Gary Lyman, MD, MPH, an oncologist and hematologist, discusses how financial incentives, concerns for patients, and interchangeability impact biosimilar prescribing patterns.

Gary Lyman, MD, MPH, is an oncologist, hematologist, and public health researcher who has long been an advocate for biosimilars. He has also developed guidelines in support of using biosimilars in the oncology space.


Do you believe that changes in biosimilars reimbursement or incentives for biosimilar use will help uptake?

Lyman: Depends on the level at which they are likely to impact, like if it's at the health system level or the provider level in a small practice. I think ultimately, our concern is about the patient. If all else is equal, cost drivers will generally went out. If either the health system pays less for a specific favored biosimilar or if patients are not left with as much out-of-pocket costs, because the agent is not fully reimbursed, I think those will be strong motivators to utilize 1 biosimilar or another.

In the end, everyone, including patients, providers, and the health system, should all consider patient safety and efficacy as the primary concern. If you're not convinced with all that I've said and others have said about why we believe that these FDA-approved alternatives are just as good as the originator across disease settings, then you need to find out more. I've talked about this for many years and major meetings like the ones for ASCO [American Society of Clinical Oncology], and ASH [American Society of Hematology], and NCCN [ National Commprehensive Cancer Network]. I think once clinicians take the time to be fully educated on these issues around drift and extrapolation, and so forth, they will accept and utilize the version of biosimilar that is preferred and available.

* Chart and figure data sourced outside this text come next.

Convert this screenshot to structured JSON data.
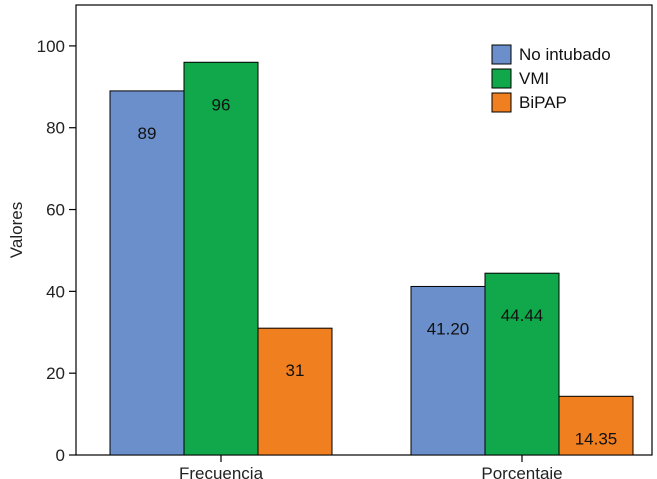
{
  "chart_data": {
    "type": "bar",
    "categories": [
      "Frecuencia",
      "Porcentaje"
    ],
    "series": [
      {
        "name": "No intubado",
        "color": "#6b8fcb",
        "values": [
          89,
          41.2
        ],
        "labels": [
          "89",
          "41.20"
        ]
      },
      {
        "name": "VMI",
        "color": "#10a84a",
        "values": [
          96,
          44.44
        ],
        "labels": [
          "96",
          "44.44"
        ]
      },
      {
        "name": "BiPAP",
        "color": "#f07f1f",
        "values": [
          31,
          14.35
        ],
        "labels": [
          "31",
          "14.35"
        ]
      }
    ],
    "ylabel": "Valores",
    "xlabel": "",
    "ylim": [
      0,
      110
    ],
    "yticks": [
      "0",
      "20",
      "40",
      "60",
      "80",
      "100"
    ],
    "grid": false,
    "legend_position": "top-right"
  }
}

Where there's still some issues for discussion is the process of interchangeability that that the FDA has set up that only exists in the United States. It's not something that exists in Europe or elsewhere in the world. [Only 1] biologic that is a biosimilar version [Semglee, insulin glargine biosimilar] has been granted [interchangeability]. In principle, it's a higher level of approval, that is once a biologic has been approved as a biosimilar, [companies have] the option, with additional comparative clinical trial data showing that switching back and forth between the reference product and the biosimilar doesn't impact on safety and efficacy, for a biosimilar to be granted a higher level approval as an interchangeable biosimilar. And perhaps some company will feel this provides them with some market advantage or as a reason to choose their agent over another. So far, that [marketing has] not been done.

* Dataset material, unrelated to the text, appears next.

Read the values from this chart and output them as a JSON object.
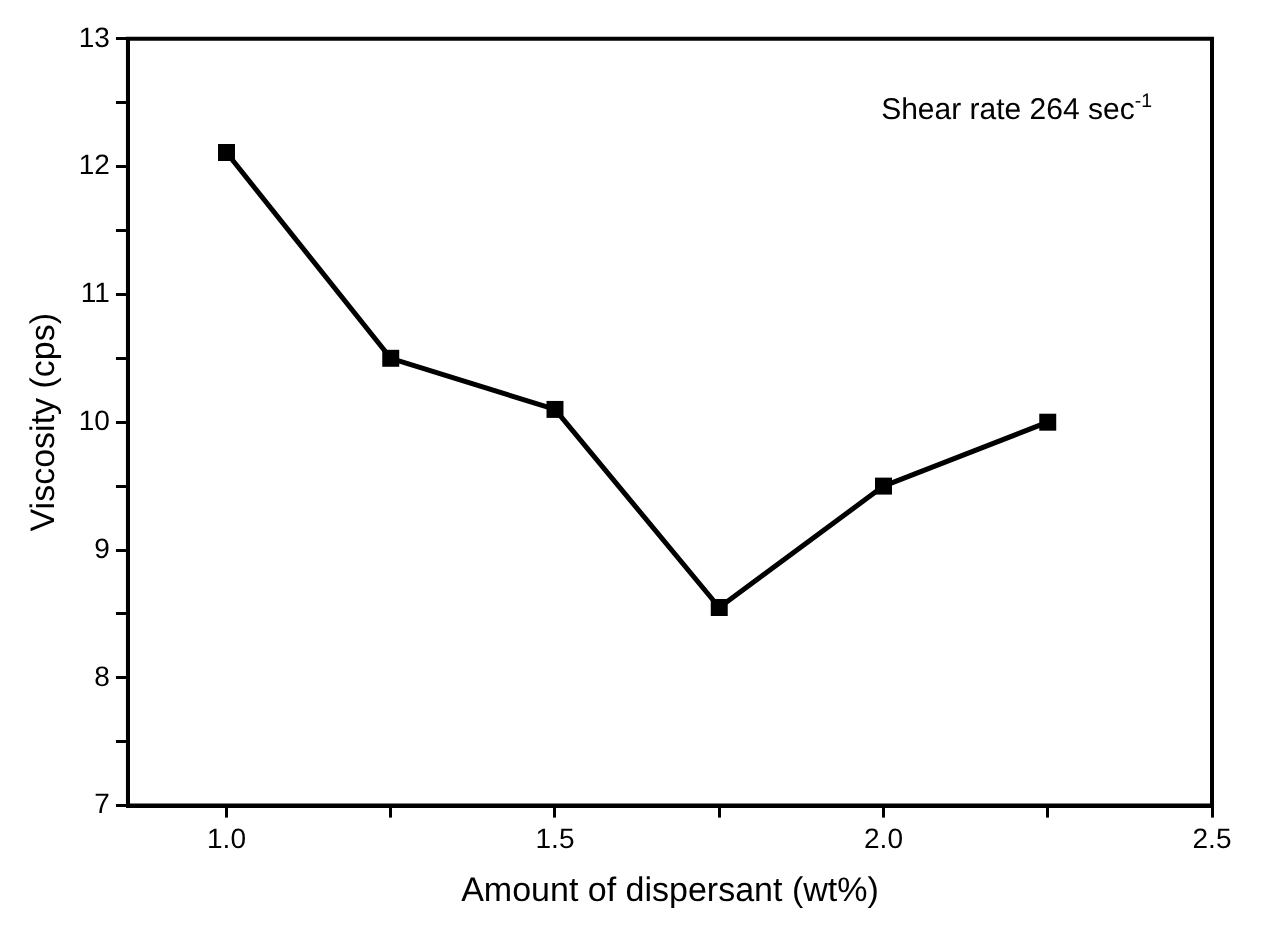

One provision in that regulation is that if a drug is granted this higher level of approval, that substitution for their agent could be made without intervention of the provider automatically, and there would be no requirement for notification. Well, this has led more than half the states in the country to put together their own laws to intervene to say, "We don't fully accept that process and we do think providers need to be notified." That's ASCO's position as well. Clinicians may not have a choice as to which agent is used for their patient, but they at least need to be informed of what their patient has been given. If you prescribe 1 agent, and they're given another agent, even if there's strong evidence that is just as safe and effective, you want to know which agent they're receiving. If for no other reason for pharmacovigilance to make sure if there's any new, rare, unexpected effect that you can report exactly what agent so that it can be linked back to in their reporting. So, it's really important that clinicians know what patients are getting, even if they don't necessarily have control over the switching or substitution that takes place.